Sen24.info – (Dakar) Les talibans continuent de gagner du terrain alors que les troupes étrangères poursuivent leur retrait qui sera total avant le 11 septembre. Dans le nord du pays, les insurgés ont lancé plusieurs offensives majeures ces dernières semaines. Ce vendredi 9 juillet, ils prétendent contrôler 85% du pays. Alors que les talibans encerclent les capitales provinciales, l’inquiétude grandit au sein de la population.
Devant les murs de béton armé qui entourent l’ambassade d’Iran à Kaboul un attroupement s’est formé à l’abri du soleil. Ahmad Khaled, patiente depuis plusieurs heures, une pochette en plastique remplie de documents, dans les mains. Il redoute l’arrivée des talibans dans la capitale. « Ils arrivent. Ils sont en train de capturer toutes les provinces. Ils peuvent facilement prendre Kaboul. Je suis un ancien policier. Ils vont me mettre en prison ou peut-être pire », dit-il.
Les ambassades étrangères sont débordées par les demandes de visa. Nusar Ahmad facilite les démarches grâce à ses contacts. Il propose ses services contre 50 000 afghanis, soit 516 euros contre 123 euros il y a quelques mois.
« Les demandes ont augmenté de 80%, constate Nusar Ahmad. Les gens viennent de Mazar-e-Sharif, de Kunduz, de Pol-e-Khomri, partout où il y a des combats. Ceux qui veulent des visas sont des policiers, des militaires, des gens qui ont travaillé pour les étrangers. Ils ont peur à cause de la guerre. Il y a quatre jours, un homme m’a demandé un visa pour toute sa famille. Il avait vendu tout ce qu’il avait pour payer. » Une partie de la population afghane craint que le pays ne replonge dans les années sombres du régime taliban des années 1990.
Les talibans contrôleraient déjà un tiers du territoire afghan. Ils ont toutefois affirmé vendredi 9 juillet qu’ils avaient pris le contrôle de 85% du territoire de l’Afghanistan, dont le plus important poste-frontière avec l’Iran, dans le cadre d’une offensive qu’ils mènent contre les forces de Kaboul. Lors d’une conférence de presse à Moscou, Shahabuddin Delawar, un représentant taliban, a ajouté qu’environ 250 des 398 districts du pays étaient désormais sous le contrôle des insurgés. Ces affirmations n’ont pas encore été confirmées de source indépendante.
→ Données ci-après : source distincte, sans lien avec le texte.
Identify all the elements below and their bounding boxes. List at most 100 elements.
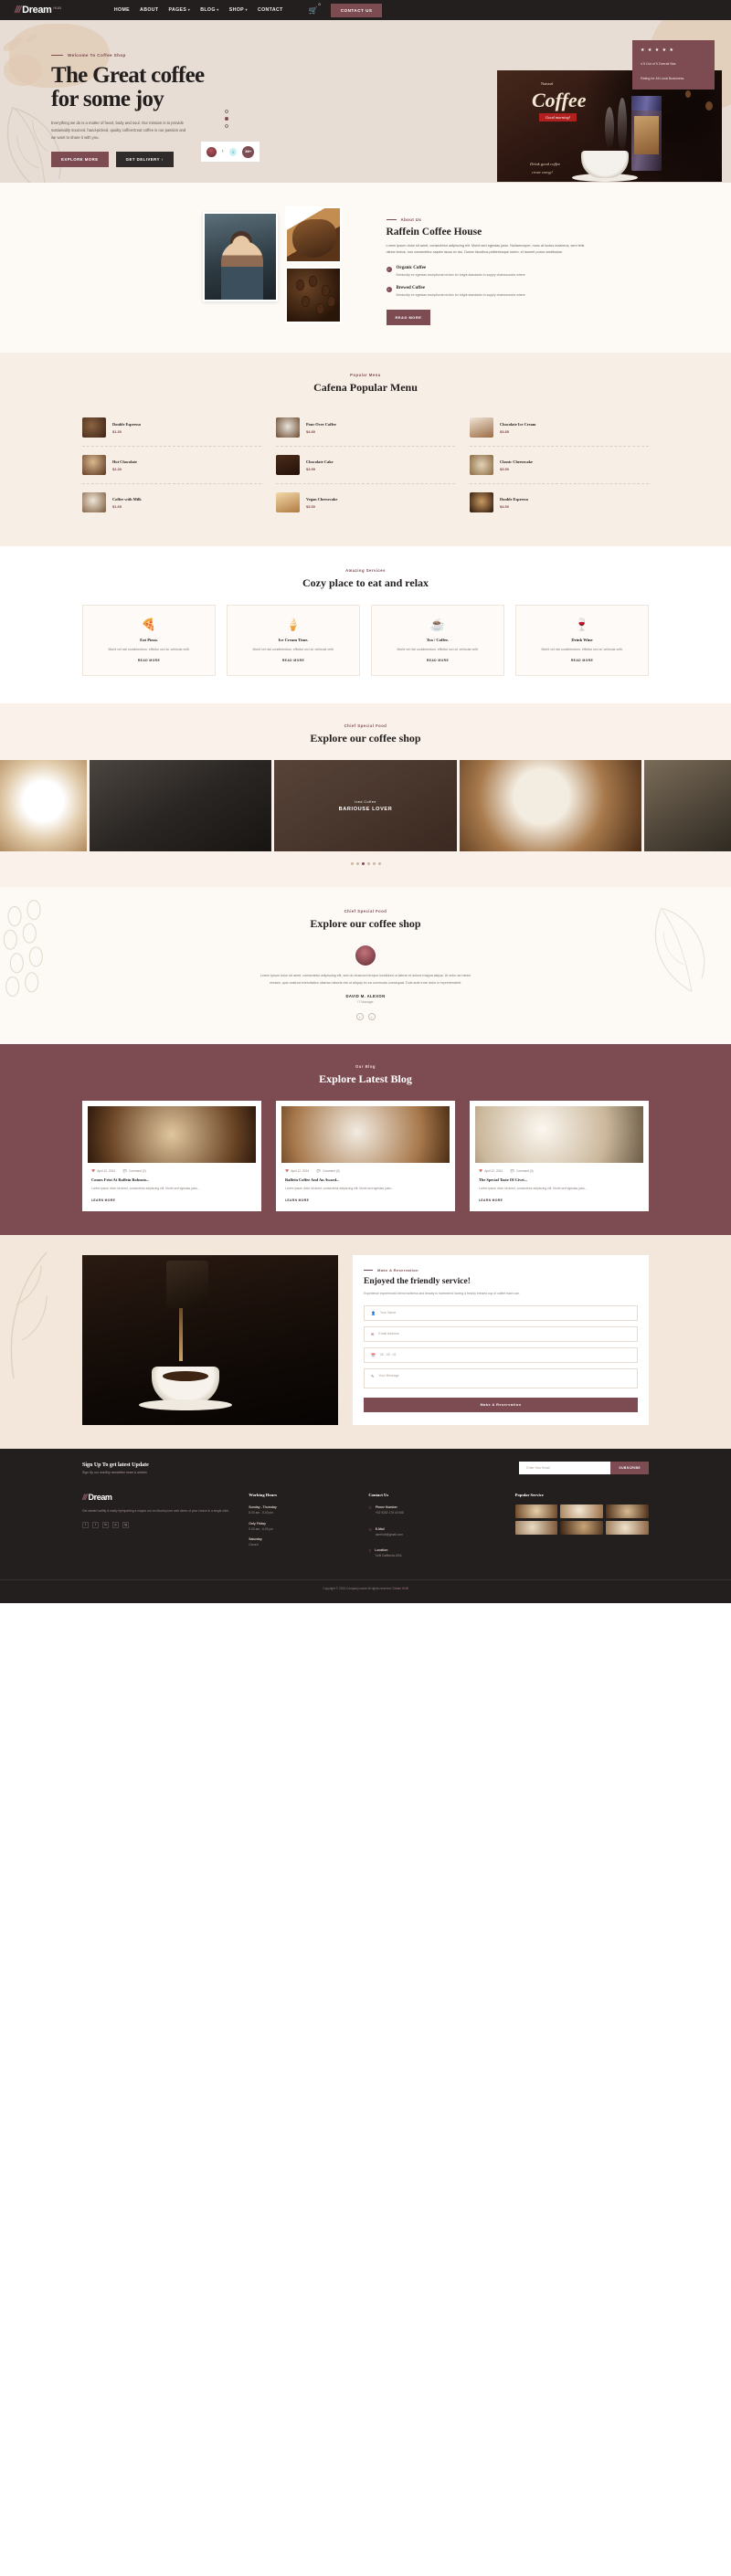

Prise d’un poste frontière
Les talibans tiennent désormais un arc de territoires s’étendant de la frontière iranienne, à l’ouest, à celle avec la Chine, dans le nord-est. Ils ont annoncé ce vendredi avoir pris Islam Qala, le poste-frontière avec l’Iran le plus important d’Afghanistan et d’un poste-frontière majeur avec le Turkménistan, quelques heures après avoir annoncé la prise du plus important poste-frontière avec l’Iran, également situé dans la province afghane de Hérat, dans l’ouest du pays. Le porte-parole du ministère de l’Interieur afghan, Tareq Arian a quant à lui admis que les forces de sécurité ont temporairement quitté les lieux.
Désormais privées du crucial soutien aérien américain, les forces afghanes ont perdu beaucoup de terrain. Mais elles ont assuré avoir repris le contrôle de la première capitale provinciale conquise cette semaine par les insurgés, Qala-i-Naw, au nord-ouest du pays, au terme de violents combats.
Pour l’Iran, le risque fondamental, c’est que les talibans s’emparent du Hazarajat. Donc, qu’ils s’emparent des zones contrôlées par des groupes chiites avec lesquels Téhéran était allié. L’autre élément pour l’Iran, c’est de s’assurer d’une stabilité à sa frontière.
La Russie, de son côté, a affirmé ce vendredi que les talibans contrôlaient « environ deux tiers de la frontière avec la Tadjikistan ». « Nous appellons les parties s’opposant dans le conflit interafghan à faire preuve de retenue et à empêcher une extension des tensions hors des frontières du pays », a déclaré la porte-parole de la diplomatie russe, Maria Zakharova, lors d’une conférence de presse. Le Tadjikistan, pays le plus pauvre d’ex-URSS et lié à la Russie dans le cadre de l’Organisation du traité de sécurité collective, possède 1 340 kilomètres de frontière avec l’Afghanistan.
Face à la menace, le président tadjik Emomali Rakhmon a ordonné la mobilisation de 20 000 réservistes pour renforcer la frontière.
L’Iran joue un double jeu assez logique. Le pays essaye de préparer la prise de pouvoir des talibans et de s’assurer que sa position ne sera pas menacée.